The dataset is described in Hillenbrand et al. (1995), and is contained in the 'Hillenbrand' directory, with subdirectories for men, women, and children's utterances. You'll be using the librosa package to read in the wav files and compute 13-dimensional MFCCs. The basic code for this is given.

You'll be running logistic regression on pairs of vowels, in order to classify them. Some pairs of vowels (like iy vs. ah) are easy to tell apart, and classification accuracy will be at ceiling, whereas other pairs of vowels (like eh vs. ae) are more difficult to tell apart. You should expect your regressions to yield test accuracies ranging between 0.5 and 1, depending on which pair of vowels you are classifying.

What you have to do

Setup:

  1. You may need to create a virtual environment and install Python packages:
python3 -m venv venv
./venv/bin/pip3 install -r requirements.txt

Coding:

  1. Create a dataset in the create_dataset function. You'll be extracting MFCCs from each wav file and taking the middle frame of the utterance as your feature vector. The matrix needs to have a row for each utterance and a column for each feature. Once you've extracted the middle frame of each utterance, you'll z-score each feature across all of the utterances.

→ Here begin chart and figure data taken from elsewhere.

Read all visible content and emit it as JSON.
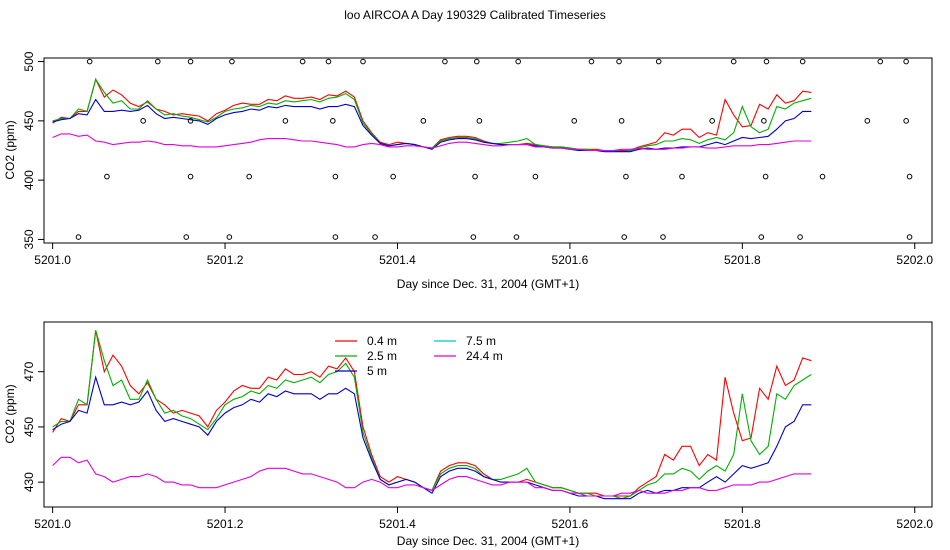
{
  "figure_title": "loo AIRCOA A  Day 190329  Calibrated Timeseries",
  "chart_data": [
    {
      "type": "scatter+line",
      "xlabel": "Day since Dec. 31, 2004 (GMT+1)",
      "ylabel": "CO2 (ppm)",
      "xlim": [
        5200.99,
        5202.02
      ],
      "ylim": [
        347,
        503
      ],
      "xticks": [
        5201.0,
        5201.2,
        5201.4,
        5201.6,
        5201.8,
        5202.0
      ],
      "xtick_labels": [
        "5201.0",
        "5201.2",
        "5201.4",
        "5201.6",
        "5201.8",
        "5202.0"
      ],
      "yticks": [
        350,
        400,
        450,
        500
      ],
      "ytick_labels": [
        "350",
        "400",
        "450",
        "500"
      ],
      "grid": false,
      "calibration_points": {
        "marker": "open-circle",
        "x": [
          5201.043,
          5201.122,
          5201.16,
          5201.208,
          5201.29,
          5201.32,
          5201.36,
          5201.455,
          5201.492,
          5201.54,
          5201.625,
          5201.657,
          5201.703,
          5201.79,
          5201.828,
          5201.87,
          5201.96,
          5201.99,
          5201.105,
          5201.16,
          5201.27,
          5201.325,
          5201.43,
          5201.495,
          5201.605,
          5201.66,
          5201.765,
          5201.825,
          5201.945,
          5201.99,
          5201.063,
          5201.16,
          5201.228,
          5201.328,
          5201.395,
          5201.49,
          5201.56,
          5201.665,
          5201.73,
          5201.827,
          5201.893,
          5201.994,
          5201.03,
          5201.155,
          5201.205,
          5201.328,
          5201.374,
          5201.488,
          5201.538,
          5201.663,
          5201.708,
          5201.822,
          5201.867,
          5201.994
        ],
        "y": [
          500,
          500,
          500,
          500,
          500,
          500,
          500,
          500,
          500,
          500,
          500,
          500,
          500,
          500,
          500,
          500,
          500,
          500,
          450,
          450,
          450,
          450,
          450,
          450,
          450,
          450,
          450,
          450,
          450,
          450,
          403,
          403,
          403,
          403,
          403,
          403,
          403,
          403,
          403,
          403,
          403,
          403,
          352,
          352,
          352,
          352,
          352,
          352,
          352,
          352,
          352,
          352,
          352,
          352
        ]
      },
      "series": [
        {
          "name": "0.4 m",
          "color": "#ff0000",
          "x_start": 5201.0,
          "x_step": 0.01,
          "values": [
            448,
            453,
            452,
            458,
            458,
            485,
            470,
            476,
            472,
            465,
            462,
            466,
            460,
            458,
            455,
            456,
            455,
            454,
            450,
            456,
            459,
            463,
            465,
            464,
            464,
            468,
            467,
            471,
            469,
            469,
            470,
            468,
            472,
            471,
            475,
            470,
            450,
            440,
            432,
            430,
            432,
            431,
            430,
            428,
            427,
            434,
            436,
            437,
            437,
            436,
            433,
            431,
            430,
            430,
            430,
            431,
            430,
            429,
            428,
            428,
            427,
            426,
            426,
            426,
            425,
            425,
            425,
            425,
            428,
            430,
            432,
            440,
            438,
            443,
            443,
            436,
            440,
            438,
            468,
            455,
            445,
            446,
            464,
            460,
            472,
            465,
            467,
            475,
            474
          ]
        },
        {
          "name": "2.5 m",
          "color": "#00b000",
          "x_start": 5201.0,
          "x_step": 0.01,
          "values": [
            450,
            452,
            452,
            460,
            458,
            485,
            474,
            465,
            467,
            460,
            460,
            467,
            460,
            455,
            456,
            454,
            453,
            451,
            449,
            453,
            458,
            460,
            461,
            463,
            462,
            465,
            464,
            467,
            466,
            467,
            468,
            466,
            469,
            470,
            473,
            468,
            448,
            439,
            431,
            429,
            430,
            431,
            430,
            428,
            427,
            433,
            435,
            436,
            436,
            435,
            432,
            431,
            431,
            432,
            433,
            435,
            430,
            429,
            428,
            428,
            427,
            426,
            426,
            425,
            425,
            425,
            424,
            425,
            427,
            429,
            430,
            433,
            433,
            435,
            434,
            431,
            434,
            436,
            434,
            440,
            462,
            445,
            440,
            443,
            462,
            460,
            465,
            467,
            469
          ]
        },
        {
          "name": "5 m",
          "color": "#0000cc",
          "x_start": 5201.0,
          "x_step": 0.01,
          "values": [
            449,
            451,
            452,
            456,
            455,
            468,
            458,
            458,
            459,
            458,
            459,
            463,
            456,
            452,
            453,
            452,
            451,
            450,
            447,
            452,
            455,
            457,
            458,
            460,
            459,
            462,
            461,
            463,
            462,
            462,
            462,
            460,
            462,
            462,
            464,
            462,
            446,
            438,
            431,
            429,
            430,
            431,
            430,
            428,
            426,
            432,
            434,
            435,
            435,
            434,
            432,
            431,
            430,
            430,
            430,
            430,
            429,
            428,
            427,
            427,
            426,
            425,
            425,
            425,
            424,
            424,
            424,
            424,
            426,
            427,
            426,
            427,
            427,
            428,
            428,
            428,
            430,
            432,
            430,
            433,
            436,
            435,
            436,
            437,
            443,
            450,
            452,
            458,
            458
          ]
        },
        {
          "name": "7.5 m",
          "color": "#00c8c8",
          "x_start": 5201.0,
          "x_step": 0.01,
          "values": []
        },
        {
          "name": "24.4 m",
          "color": "#e000e0",
          "x_start": 5201.0,
          "x_step": 0.01,
          "values": [
            436,
            439,
            439,
            437,
            438,
            433,
            432,
            430,
            431,
            432,
            432,
            433,
            432,
            430,
            430,
            429,
            429,
            428,
            428,
            428,
            429,
            430,
            431,
            432,
            434,
            435,
            435,
            435,
            434,
            433,
            433,
            432,
            431,
            430,
            428,
            428,
            430,
            431,
            430,
            428,
            428,
            429,
            429,
            428,
            427,
            429,
            431,
            432,
            432,
            431,
            430,
            429,
            429,
            430,
            430,
            430,
            428,
            428,
            427,
            427,
            426,
            426,
            425,
            425,
            425,
            425,
            426,
            426,
            427,
            426,
            426,
            426,
            427,
            427,
            428,
            428,
            427,
            427,
            428,
            429,
            429,
            429,
            430,
            430,
            431,
            432,
            433,
            433,
            433
          ]
        }
      ]
    },
    {
      "type": "line",
      "xlabel": "Day since Dec. 31, 2004 (GMT+1)",
      "ylabel": "CO2 (ppm)",
      "xlim": [
        5200.99,
        5202.02
      ],
      "ylim": [
        421,
        488
      ],
      "xticks": [
        5201.0,
        5201.2,
        5201.4,
        5201.6,
        5201.8,
        5202.0
      ],
      "xtick_labels": [
        "5201.0",
        "5201.2",
        "5201.4",
        "5201.6",
        "5201.8",
        "5202.0"
      ],
      "yticks": [
        430,
        450,
        470
      ],
      "ytick_labels": [
        "430",
        "450",
        "470"
      ],
      "grid": false,
      "legend": {
        "position": "top-center",
        "entries": [
          "0.4 m",
          "2.5 m",
          "5 m",
          "7.5 m",
          "24.4 m"
        ]
      },
      "series_ref": "same series as chart 1 (0.4 m, 2.5 m, 5 m, 7.5 m, 24.4 m)"
    }
  ]
}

  2. Create a logistic regression model with a softmax/sigmoid activation function, using a network with one linear layer. To make unit tests work, we had to initialize a member of the SimpleLogreg class. Replace the none object with an appropriate nn.Module.

  3. Optimize the function (remember to zero out gradients) in the step function.

Extra credit:

MFCCs computed at the midpoint frame may not be the best way of classifying vowels. Write an alternative feature extractor function, create_alt_dataset, that gets better classification performance on the pairs of vowels that weren't already at ceiling.

References:

Hillenbrand, J., Getty, L. A., Clark, M. J., and Wheeler, K. (1995). Acoustic characteristics of American English vowels. Journal of the Acoustical Society of America, 97(5):3099– 3111.